Here's a big insight: when you find yourself hungover three mornings in a row, you get a deep feeling that your life's made a certain turn. The next morning was early, as I'd reserved spots in a New Orleans bike tour. We'd been told it'd be led by a prominent, bawdy NOLA bartender, renowned for her riotous bike tours, which were rumored to include stops at local bars. Me and bassist buddy Josef arrived at the appointed spot, and found that the tour leader had been switched, and the replacement was a dude who was speaking extremely loudly to our hungover selves. Here's Josef's strained, frozen smile as he desperately wonders what we'd gotten ourselves into:

Neither of us was ever so ridiculously wrong. Cassidy just happens to be a natural-born bike tour leader - so much so that he can't turn off his bellowing biking voice (even pre-tour when he's standing feet away from you). The tour was spectacularly good. It was like having your smartest friend, who's read everything about New Orleans plus lived there his whole life, passionately taking you on a highly personal trip around town to make you love the place as much as he does.
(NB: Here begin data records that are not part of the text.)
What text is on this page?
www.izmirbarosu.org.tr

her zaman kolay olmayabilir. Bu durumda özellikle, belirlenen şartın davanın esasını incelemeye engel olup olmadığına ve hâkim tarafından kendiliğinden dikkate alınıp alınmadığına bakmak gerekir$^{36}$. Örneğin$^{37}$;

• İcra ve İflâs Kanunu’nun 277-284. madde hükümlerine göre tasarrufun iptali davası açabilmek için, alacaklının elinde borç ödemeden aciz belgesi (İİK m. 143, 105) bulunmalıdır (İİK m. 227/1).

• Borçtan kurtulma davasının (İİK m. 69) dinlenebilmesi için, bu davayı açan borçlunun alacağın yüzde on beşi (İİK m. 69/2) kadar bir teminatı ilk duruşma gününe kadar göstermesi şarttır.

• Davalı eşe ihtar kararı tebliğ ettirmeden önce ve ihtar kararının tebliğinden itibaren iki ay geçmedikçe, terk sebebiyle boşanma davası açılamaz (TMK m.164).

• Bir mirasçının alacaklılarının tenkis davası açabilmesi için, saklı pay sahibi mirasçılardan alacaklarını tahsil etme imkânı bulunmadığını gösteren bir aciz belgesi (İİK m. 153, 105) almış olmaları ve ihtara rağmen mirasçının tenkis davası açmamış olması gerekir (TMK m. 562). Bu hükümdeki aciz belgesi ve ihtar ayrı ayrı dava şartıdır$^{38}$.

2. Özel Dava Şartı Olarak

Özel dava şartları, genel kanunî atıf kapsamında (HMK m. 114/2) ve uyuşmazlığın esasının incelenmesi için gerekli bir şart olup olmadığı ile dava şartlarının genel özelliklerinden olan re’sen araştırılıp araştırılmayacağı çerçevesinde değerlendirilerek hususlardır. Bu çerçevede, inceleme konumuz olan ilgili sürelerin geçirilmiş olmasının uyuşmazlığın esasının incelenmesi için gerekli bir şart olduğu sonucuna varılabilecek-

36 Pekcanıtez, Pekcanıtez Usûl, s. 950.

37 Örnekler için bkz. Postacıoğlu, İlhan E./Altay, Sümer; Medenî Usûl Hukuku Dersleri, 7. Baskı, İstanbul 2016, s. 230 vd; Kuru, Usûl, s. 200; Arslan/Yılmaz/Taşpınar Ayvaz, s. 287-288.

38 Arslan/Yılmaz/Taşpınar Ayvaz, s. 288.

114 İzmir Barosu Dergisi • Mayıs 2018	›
Never once was there the slightest impression that our guide had ever spoken a word of his patter before. It was the un-tour Tour. And everywhere we went, astonished locals (in white nabes, black nabes, and nabes both rich and poor) approached the group to take in Cassidy's world-class, brilliant, insightful, hilarious patter. They clearly wished they were on the tour themselves.

I don't care how familiar you are with New Orleans, or how much you hate tours. Do not go near New Orleans without taking one of these tours (they offer culinary tours, "history of drinking" tours, historical tours, cultural tours, custom tours, etc.). More info at the "Confederacy of Cruisers" web site.